Because some things don’t change overnight. Because sometimes there is a lesson he wants us to learn in our pain, in our struggles.
“If you knew what I’ve been through, you’d understand why I am the way I am towards other people.”
“If I speak with the tongues of men and of angels, but have not love [for others growing out of God’s love for me], then I have become only a noisy gong or a clanging cymbal [just an annoying distraction].”
-1 Corinthians 13:1
Be the person you needed.
It’s not easy; it never is.
Trust me, I get it.
The last few months I felt broken all over again from the past.
One of my close friends even told me that during her prayer time, she had a mental picture for me of someone in a doctor’s office. The person had experienced a broken bone and the doctor was telling them that it had to be broken again in order to heal correctly.
And man did that speak directly to what God has been doing in my life and in my heart.
I felt like Job:
broken by the ruins of a life I had once known.
Wondering why I couldn’t stop things from crumbling.
Wondering why I wasn’t enough.
But still trying to seek after God in the midst of my brokenness.
Becoming angry with him.
Wanting answers.
But then, God spoke to Job
and he spoke to me too:
(39)
“4 Where were you when I laid the foundations of the earth? Tell me, if you know so much.
6 who laid its cornerstone 7 as the morning stars sang together and all the angels shouted for joy?
28 Does the rain have a father? Who gives birth to the dew?

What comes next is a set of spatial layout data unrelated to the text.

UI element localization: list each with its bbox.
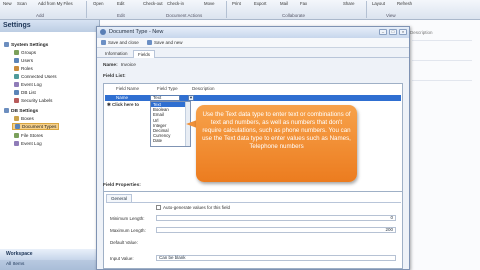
tab-information[interactable]: Information [101, 50, 132, 58]
database-icon [14, 90, 19, 95]
close-icon[interactable]: × [399, 29, 407, 35]
tree-item-groups[interactable]: Groups [14, 50, 36, 55]
column-header-field-type[interactable]: Field Type [157, 86, 178, 91]
field-type-dropdown-list: Text Boolean Email Url Integer Decimal C… [150, 101, 191, 147]
ribbon-group-view: View [386, 13, 396, 18]
ribbon-export-button[interactable]: Export [254, 1, 266, 6]
ribbon-layout-button[interactable]: Layout [372, 1, 385, 6]
box-icon [14, 116, 19, 121]
document-icon [15, 124, 20, 129]
ribbon-group-edit: Edit [117, 13, 125, 18]
list-column-header: Description [410, 30, 433, 35]
tree-item-connected-users[interactable]: Connected Users [14, 74, 57, 79]
auto-generate-label: Auto-generate values for this field [163, 205, 231, 210]
ribbon-new-button[interactable]: New [3, 1, 12, 6]
tab-general[interactable]: General [106, 194, 133, 202]
minimum-length-field[interactable]: 0 [156, 215, 396, 221]
list-divider [412, 40, 472, 41]
settings-sidebar: Settings System Settings Groups Users Ro… [0, 20, 100, 270]
dialog-tabs: Information Fields [97, 48, 409, 58]
name-value[interactable]: Invoice [121, 63, 136, 68]
ribbon-print-button[interactable]: Print [232, 1, 241, 6]
tree-item-security-labels[interactable]: Security Labels [14, 98, 52, 103]
minimize-icon[interactable]: – [379, 29, 387, 35]
tree-item-roles[interactable]: Roles [14, 66, 33, 71]
sidebar-title: Settings [0, 20, 99, 32]
new-row-prompt[interactable]: ✱ Click here to [107, 102, 139, 108]
save-new-icon [147, 40, 152, 45]
role-icon [14, 66, 19, 71]
log-icon [14, 82, 19, 87]
ribbon-share-button[interactable]: Share [343, 1, 354, 6]
field-name-cell[interactable]: Name [116, 95, 128, 100]
ribbon-group-collaborate: Collaborate [282, 13, 306, 18]
general-properties: Auto-generate values for this field Mini… [106, 202, 401, 268]
tree-system-settings[interactable]: System Settings [4, 42, 48, 48]
lock-icon [14, 98, 19, 103]
maximum-length-field[interactable]: 200 [156, 227, 396, 233]
input-value-select[interactable]: Can be blank [156, 255, 396, 261]
minimum-length-label: Minimum Length: [110, 216, 145, 221]
field-list-label: Field List: [103, 74, 126, 79]
dialog-title: Document Type - New [109, 29, 164, 35]
ribbon-edit-button[interactable]: Edit [117, 1, 124, 6]
all-items-tab[interactable]: All Items [0, 260, 100, 270]
input-value-label: Input Value: [110, 256, 134, 261]
tree-item-boxes[interactable]: Boxes [14, 116, 34, 121]
maximum-length-label: Maximum Length: [110, 228, 146, 233]
help-callout: Use the Text data type to enter text or … [196, 105, 357, 182]
maximize-icon[interactable]: □ [389, 29, 397, 35]
log-icon [14, 141, 19, 146]
ribbon-refresh-button[interactable]: Refresh [397, 1, 412, 6]
save-and-new-button[interactable]: Save and new [147, 40, 183, 45]
dialog-toolbar: Save and close Save and new [97, 38, 409, 48]
dialog-titlebar[interactable]: Document Type - New – □ × [97, 27, 409, 38]
tree-db-settings[interactable]: DB Settings [4, 108, 38, 114]
connected-users-icon [14, 74, 19, 79]
ribbon-divider [86, 1, 87, 18]
ribbon-move-button[interactable]: Move [204, 1, 215, 6]
folder-icon [14, 133, 19, 138]
auto-generate-checkbox[interactable] [156, 205, 161, 210]
tab-fields[interactable]: Fields [133, 50, 156, 58]
ribbon-fax-button[interactable]: Fax [300, 1, 307, 6]
ribbon-open-button[interactable]: Open [93, 1, 104, 6]
tree-item-document-types[interactable]: Document Types [12, 123, 60, 130]
ribbon-group-document-actions: Document Actions [166, 13, 203, 18]
ribbon-checkin-button[interactable]: Check-in [167, 1, 184, 6]
ribbon-scan-button[interactable]: Scan [17, 1, 27, 6]
database-settings-icon [4, 108, 9, 113]
field-properties-label: Field Properties: [103, 183, 141, 188]
save-icon [101, 40, 106, 45]
tree-item-users[interactable]: Users [14, 58, 33, 63]
tree-item-file-stores[interactable]: File Stores [14, 133, 43, 138]
user-icon [14, 58, 19, 63]
tree-item-db-event-log[interactable]: Event Log [14, 141, 42, 146]
ribbon: New Scan Add from My Files Open Edit Che… [0, 0, 480, 20]
tree-item-event-log[interactable]: Event Log [14, 82, 42, 87]
default-value-label: Default Value: [110, 240, 138, 245]
ribbon-group-add: Add [36, 13, 45, 18]
field-properties-panel: General Auto-generate values for this fi… [103, 191, 403, 269]
tree-item-db-list[interactable]: DB List [14, 90, 36, 95]
ribbon-divider [226, 1, 227, 18]
save-and-close-button[interactable]: Save and close [101, 40, 139, 45]
ribbon-add-from-files-button[interactable]: Add from My Files [38, 1, 73, 6]
ribbon-mail-button[interactable]: Mail [280, 1, 288, 6]
name-row: Name: Invoice [103, 63, 136, 68]
group-icon [14, 50, 19, 55]
list-divider [412, 60, 472, 61]
column-header-field-name[interactable]: Field Name [116, 86, 139, 91]
column-header-description[interactable]: Description [192, 86, 215, 91]
app-logo-icon [100, 29, 106, 35]
settings-icon [4, 42, 9, 47]
ribbon-divider [366, 1, 367, 18]
workspace-tab[interactable]: Workspace [0, 249, 100, 260]
ribbon-checkout-button[interactable]: Check-out [143, 1, 163, 6]
list-divider [412, 80, 472, 81]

31 Can you direct the movement of the stars – binding the cluster of the Pleiades or loosening the cords of Orion? 32 Can you direct the constellations through the seasons or guide the Bear with her cubs across the heavens?
(40)
2 Do you still want to argue with the Almighty? You are God’s critic, but do you have the answers?”
And, much like Job, I stopped wrestling with God, let him win, and was blessed by him.
This is what I’ve learned. I hope this has encouraged you and maybe opened the eyes of those who have been struggling with the same things.
A little broken, but still beautiful.
Sincerely,
Cam
“The sacrifice you desire is a broken spirit. You will not reject a broken and repentant heart, O God.”